Backlist Books (Massillon, Ohio) |
There is, however, one use of e-books for which I enthusiastically applaud e-book publishers - publishing from backlists. Thousands and thousands of wonderful books, many of which probably never saw even close to 10,000 printed copies, disappear every year. Unless a reader stumbles upon them in used-book bookstores or during eBay searches, they remain dead to the world. Not every great book is written by an established, or commercially popular, author. Generally, the best books are buried by enormous piles of the same popular trash that covers the shelves and floors of used-book stores everywhere. James Patterson books, most of which are worthy of little more than doorstop-duty, are everywhere. Good books are the needles lost in the James Patterson haystack.
Most publishers are sitting on backlist goldmines if they will just wake up and mine them. Publishers already doing so don't seem to be doing enough to get the word out about their efforts. Dedicated readers will jump all over the chance to discover the books they missed from the eighties, nineties, and oughts. If - and this is a big if - publishers will price them reasonably. After all, publisher cost will be minimal because readers will not demand major formatting changes (they will probably prefer seeing the original formatting, actually) other than to fit them to the electronic page. Authors should be happy to accept the windfall this represents, so royalty negotiation could be relatively easy.
This can be a win-win situation in which all sides benefit. I would love access to noir mysteries from the fifties and sixties, literary fiction from the last fifty years, and out-of-print science fiction. The possibilities are endless.
The Guardian newspaper's book section mentions two publishing ventures that are already moving in this direction: Bello a Macmillan imprint and the Bloomsbury Reader imprint. I suspect there are others, hopefully some of them by American publishers, but I have yet to find them. Holler at me, publishers...I'm listening.
I'll buy a ton off the backlists at $3 to $5 a pop. Let's do it.
Like you, Sam, I am not a fan of e-books at all, but you are raising such a good point here with the Backlist possibilities.
ReplyDeleteThe "access" factor. Books that have gone by the wayside to make room [so often] for so many books that should be PLACED in the wayside. So true.
Cip, I was out of the country much of the nineties and completely lost track of what was being published in the US and Canada and Britain. If it wasn't on display in a major bookstore, I probably missed it and I've always wondered what I missed. This would be a great way for me to catch up.
ReplyDeleteJust because a book is new, it is not necessarily better than something published two or three decades ago. I want to read only the good stuff with my limited time.
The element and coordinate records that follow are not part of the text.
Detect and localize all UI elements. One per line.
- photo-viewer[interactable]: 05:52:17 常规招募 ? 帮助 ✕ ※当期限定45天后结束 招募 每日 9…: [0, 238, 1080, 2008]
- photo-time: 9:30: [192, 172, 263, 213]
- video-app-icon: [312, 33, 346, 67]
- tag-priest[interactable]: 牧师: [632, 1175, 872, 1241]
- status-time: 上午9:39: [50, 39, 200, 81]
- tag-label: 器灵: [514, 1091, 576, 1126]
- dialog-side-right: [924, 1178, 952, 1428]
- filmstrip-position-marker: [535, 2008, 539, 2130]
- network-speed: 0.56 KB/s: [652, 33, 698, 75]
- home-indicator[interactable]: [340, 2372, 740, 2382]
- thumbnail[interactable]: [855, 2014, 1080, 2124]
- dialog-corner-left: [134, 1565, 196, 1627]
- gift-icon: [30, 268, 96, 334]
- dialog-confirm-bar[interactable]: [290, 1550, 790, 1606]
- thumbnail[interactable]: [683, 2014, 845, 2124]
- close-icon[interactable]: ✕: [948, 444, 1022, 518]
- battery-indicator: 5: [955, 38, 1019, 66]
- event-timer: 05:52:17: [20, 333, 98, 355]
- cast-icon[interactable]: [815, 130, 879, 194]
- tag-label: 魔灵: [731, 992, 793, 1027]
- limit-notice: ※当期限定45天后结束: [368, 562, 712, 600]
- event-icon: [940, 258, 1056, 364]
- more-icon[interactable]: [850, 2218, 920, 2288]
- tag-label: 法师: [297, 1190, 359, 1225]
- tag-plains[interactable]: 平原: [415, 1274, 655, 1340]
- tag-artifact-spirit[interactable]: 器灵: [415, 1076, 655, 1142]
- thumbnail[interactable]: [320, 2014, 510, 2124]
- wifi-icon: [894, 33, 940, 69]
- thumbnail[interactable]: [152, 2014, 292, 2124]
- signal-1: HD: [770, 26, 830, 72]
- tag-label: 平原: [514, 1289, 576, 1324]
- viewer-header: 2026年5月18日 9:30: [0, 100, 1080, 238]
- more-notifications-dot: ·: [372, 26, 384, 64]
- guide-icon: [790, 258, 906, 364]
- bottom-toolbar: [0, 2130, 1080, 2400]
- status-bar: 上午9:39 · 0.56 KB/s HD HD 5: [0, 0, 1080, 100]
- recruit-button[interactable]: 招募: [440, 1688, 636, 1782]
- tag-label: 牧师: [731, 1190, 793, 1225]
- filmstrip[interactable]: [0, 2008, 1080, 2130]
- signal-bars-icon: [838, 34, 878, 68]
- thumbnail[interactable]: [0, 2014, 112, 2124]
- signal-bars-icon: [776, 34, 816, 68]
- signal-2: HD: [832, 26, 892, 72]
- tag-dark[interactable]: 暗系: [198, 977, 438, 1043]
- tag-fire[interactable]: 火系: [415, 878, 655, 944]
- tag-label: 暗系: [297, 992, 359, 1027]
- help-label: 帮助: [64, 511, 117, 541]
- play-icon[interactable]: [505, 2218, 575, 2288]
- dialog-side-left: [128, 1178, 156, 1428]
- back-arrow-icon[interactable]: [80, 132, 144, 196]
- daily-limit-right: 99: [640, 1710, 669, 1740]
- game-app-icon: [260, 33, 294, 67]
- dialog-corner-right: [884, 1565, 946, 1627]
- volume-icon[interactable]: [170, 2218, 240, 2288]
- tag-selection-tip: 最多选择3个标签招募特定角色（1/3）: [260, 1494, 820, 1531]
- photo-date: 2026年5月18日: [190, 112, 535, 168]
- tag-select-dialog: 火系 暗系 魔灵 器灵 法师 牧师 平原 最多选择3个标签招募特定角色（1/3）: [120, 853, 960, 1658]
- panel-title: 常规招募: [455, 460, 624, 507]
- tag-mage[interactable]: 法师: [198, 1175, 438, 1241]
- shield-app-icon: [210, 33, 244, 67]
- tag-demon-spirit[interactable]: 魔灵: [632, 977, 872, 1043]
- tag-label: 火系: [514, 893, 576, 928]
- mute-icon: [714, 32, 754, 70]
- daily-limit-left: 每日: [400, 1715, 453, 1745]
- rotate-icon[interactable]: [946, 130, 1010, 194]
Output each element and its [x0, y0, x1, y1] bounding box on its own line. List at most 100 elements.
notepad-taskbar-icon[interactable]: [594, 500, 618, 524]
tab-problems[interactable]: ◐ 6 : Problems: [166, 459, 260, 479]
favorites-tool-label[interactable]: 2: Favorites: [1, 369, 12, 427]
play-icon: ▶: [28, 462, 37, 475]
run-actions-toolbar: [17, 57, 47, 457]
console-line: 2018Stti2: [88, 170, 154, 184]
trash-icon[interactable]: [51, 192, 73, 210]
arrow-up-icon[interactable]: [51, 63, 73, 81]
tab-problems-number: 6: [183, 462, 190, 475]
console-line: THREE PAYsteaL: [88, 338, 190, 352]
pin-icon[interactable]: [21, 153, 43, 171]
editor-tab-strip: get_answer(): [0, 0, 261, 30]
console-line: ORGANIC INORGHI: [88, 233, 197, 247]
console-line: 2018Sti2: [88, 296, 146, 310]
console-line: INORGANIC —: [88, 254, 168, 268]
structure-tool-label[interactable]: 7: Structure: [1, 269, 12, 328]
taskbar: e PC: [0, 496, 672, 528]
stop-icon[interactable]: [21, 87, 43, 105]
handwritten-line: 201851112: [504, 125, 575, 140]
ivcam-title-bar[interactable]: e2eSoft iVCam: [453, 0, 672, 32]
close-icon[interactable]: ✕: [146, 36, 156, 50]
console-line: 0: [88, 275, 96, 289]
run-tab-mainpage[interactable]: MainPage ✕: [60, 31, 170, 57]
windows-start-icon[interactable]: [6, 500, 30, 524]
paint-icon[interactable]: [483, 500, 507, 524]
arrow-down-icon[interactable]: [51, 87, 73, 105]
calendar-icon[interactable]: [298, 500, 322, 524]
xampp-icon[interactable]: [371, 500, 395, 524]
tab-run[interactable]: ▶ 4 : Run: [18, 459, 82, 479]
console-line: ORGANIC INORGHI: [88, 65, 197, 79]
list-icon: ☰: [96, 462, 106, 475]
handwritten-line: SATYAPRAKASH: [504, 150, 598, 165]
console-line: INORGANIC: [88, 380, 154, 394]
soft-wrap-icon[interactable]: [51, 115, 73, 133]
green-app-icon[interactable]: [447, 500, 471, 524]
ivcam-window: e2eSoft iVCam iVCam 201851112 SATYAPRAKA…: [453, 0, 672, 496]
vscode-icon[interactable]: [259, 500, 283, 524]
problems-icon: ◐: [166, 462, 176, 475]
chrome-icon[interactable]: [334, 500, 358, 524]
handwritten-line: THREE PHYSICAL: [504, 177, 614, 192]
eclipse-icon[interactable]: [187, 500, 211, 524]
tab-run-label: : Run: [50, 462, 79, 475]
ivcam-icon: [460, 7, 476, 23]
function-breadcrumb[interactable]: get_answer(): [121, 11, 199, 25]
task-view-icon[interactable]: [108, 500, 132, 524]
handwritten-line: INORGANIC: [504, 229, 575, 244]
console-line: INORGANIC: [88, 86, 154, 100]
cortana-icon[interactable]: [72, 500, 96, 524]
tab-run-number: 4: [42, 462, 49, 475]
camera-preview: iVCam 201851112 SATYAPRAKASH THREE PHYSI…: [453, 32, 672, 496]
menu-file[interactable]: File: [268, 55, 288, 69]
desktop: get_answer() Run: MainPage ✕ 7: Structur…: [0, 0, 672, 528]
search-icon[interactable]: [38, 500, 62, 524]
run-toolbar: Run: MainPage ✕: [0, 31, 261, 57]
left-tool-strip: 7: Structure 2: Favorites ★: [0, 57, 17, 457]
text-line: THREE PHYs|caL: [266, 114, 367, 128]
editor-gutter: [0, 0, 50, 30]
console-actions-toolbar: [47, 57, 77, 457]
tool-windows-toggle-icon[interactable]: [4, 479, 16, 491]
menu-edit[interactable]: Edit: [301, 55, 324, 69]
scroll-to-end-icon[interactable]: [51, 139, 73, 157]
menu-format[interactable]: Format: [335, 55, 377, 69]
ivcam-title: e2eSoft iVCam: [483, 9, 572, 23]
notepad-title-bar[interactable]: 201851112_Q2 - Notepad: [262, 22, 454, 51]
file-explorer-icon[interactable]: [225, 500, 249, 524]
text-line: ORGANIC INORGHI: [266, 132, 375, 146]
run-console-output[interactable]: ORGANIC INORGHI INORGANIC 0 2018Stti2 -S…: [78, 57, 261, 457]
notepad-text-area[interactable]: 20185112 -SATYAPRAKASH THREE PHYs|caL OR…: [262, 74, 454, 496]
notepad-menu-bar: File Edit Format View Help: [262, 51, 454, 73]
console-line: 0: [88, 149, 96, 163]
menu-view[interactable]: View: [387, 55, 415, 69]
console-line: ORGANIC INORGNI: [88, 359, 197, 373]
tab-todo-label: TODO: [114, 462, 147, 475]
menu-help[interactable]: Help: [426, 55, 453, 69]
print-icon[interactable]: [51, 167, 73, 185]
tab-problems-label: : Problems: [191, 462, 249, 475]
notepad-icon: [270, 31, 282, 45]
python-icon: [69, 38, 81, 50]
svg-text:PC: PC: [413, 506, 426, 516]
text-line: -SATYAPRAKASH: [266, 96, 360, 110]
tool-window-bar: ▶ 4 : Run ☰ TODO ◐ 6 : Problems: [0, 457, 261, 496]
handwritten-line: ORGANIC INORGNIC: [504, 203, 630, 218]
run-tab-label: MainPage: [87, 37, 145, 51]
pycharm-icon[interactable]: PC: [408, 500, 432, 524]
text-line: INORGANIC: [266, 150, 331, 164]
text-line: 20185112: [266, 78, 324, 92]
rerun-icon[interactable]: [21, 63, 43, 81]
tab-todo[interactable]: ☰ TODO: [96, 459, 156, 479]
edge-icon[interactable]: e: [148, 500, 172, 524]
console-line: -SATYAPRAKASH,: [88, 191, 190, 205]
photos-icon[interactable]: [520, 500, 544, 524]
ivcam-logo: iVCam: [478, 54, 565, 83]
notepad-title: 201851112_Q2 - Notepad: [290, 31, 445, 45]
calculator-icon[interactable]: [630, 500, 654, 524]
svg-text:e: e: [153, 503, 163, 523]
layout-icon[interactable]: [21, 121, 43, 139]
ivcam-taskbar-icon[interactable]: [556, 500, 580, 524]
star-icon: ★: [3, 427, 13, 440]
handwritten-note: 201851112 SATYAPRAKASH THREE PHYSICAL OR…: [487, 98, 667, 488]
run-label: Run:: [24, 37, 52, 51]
(By the way, if the post seems a little distracted, it took me hours to get it done...right in the middle of writing it, a water line in my attic started leaking and water began pouring from a bathroom ceiling. Fun and games ensued...
I like the way you think, Sam, but I have been fearing that the changes in publishing portends LESS options out there than more.
ReplyDeleteThis is because with a printed book, at least it is out there. I have discovered incredible authors by picking up a book on a sale table and giving it a go. Sharon K. Penman, my favorite author, cam to me via the paperback version of HereBe Dragons on a dollar a book stack. Years later I brought that tattered treasure to a book signing and shared with her how untold friends and complete strangers had been recommended her work by me. I also discovered Mark Billingham and his wonderful Thorne novels by picking up Sleepyhead at the dollar store.
What I am saying in a longwinded way is that printed books are at least out there to be discovered, and recommended, and loaned. In the case of Here Be Dragons, as many times as the pages can hold together. I enjoy being able to hand over an actual book to a friend and say "read this, I loved it".
I just see ebooks as another way that our reading choices are being reduced. First everybody was reading the same 10 books offered at Costco, and now they are reading the same thing as everyone else on their Kindle.
So I would join with you in a petition for publishers to expand and make available back catalogs. Anything to improve the options and quality of the books available.
Beautifully said, Susan. You reminded me of my love for truly tattered books. They have a history; they have character; and they have very obviously been appreciated by a number of readers already. They are veterans and the wear on their faces is beautiful.
ReplyDeleteToo, I have discovered a number of authors and books series exactly as you described.
Where publishers can do us a service is by producing special catalogs of backlist books available only in e-book or print-on-demand versions. That's the only we we can find what's out there because browsing through an e-book website is frustrating and completely hit and miss. How can you find what you don't know to look for if there are no real-life shelves to pick through and experience?
But nothing will ever beat a tree-book and I will only accept e-books in place of a real book when there is no alternative.
"How can you find what you don't know to look for"
ReplyDeleteYes, exactly. I can open a book to a random page, read a few paragraphs and get a pretty good idea if I like the way the author writes.
I cannot get that from reading a synopsis, or by reviews.
Susan, that's the problem, for sure. And it's much tougher than it has to be because 99% of the self-published stuff that clutters up the search process is just pure garbage. Even free, I won't read that crap.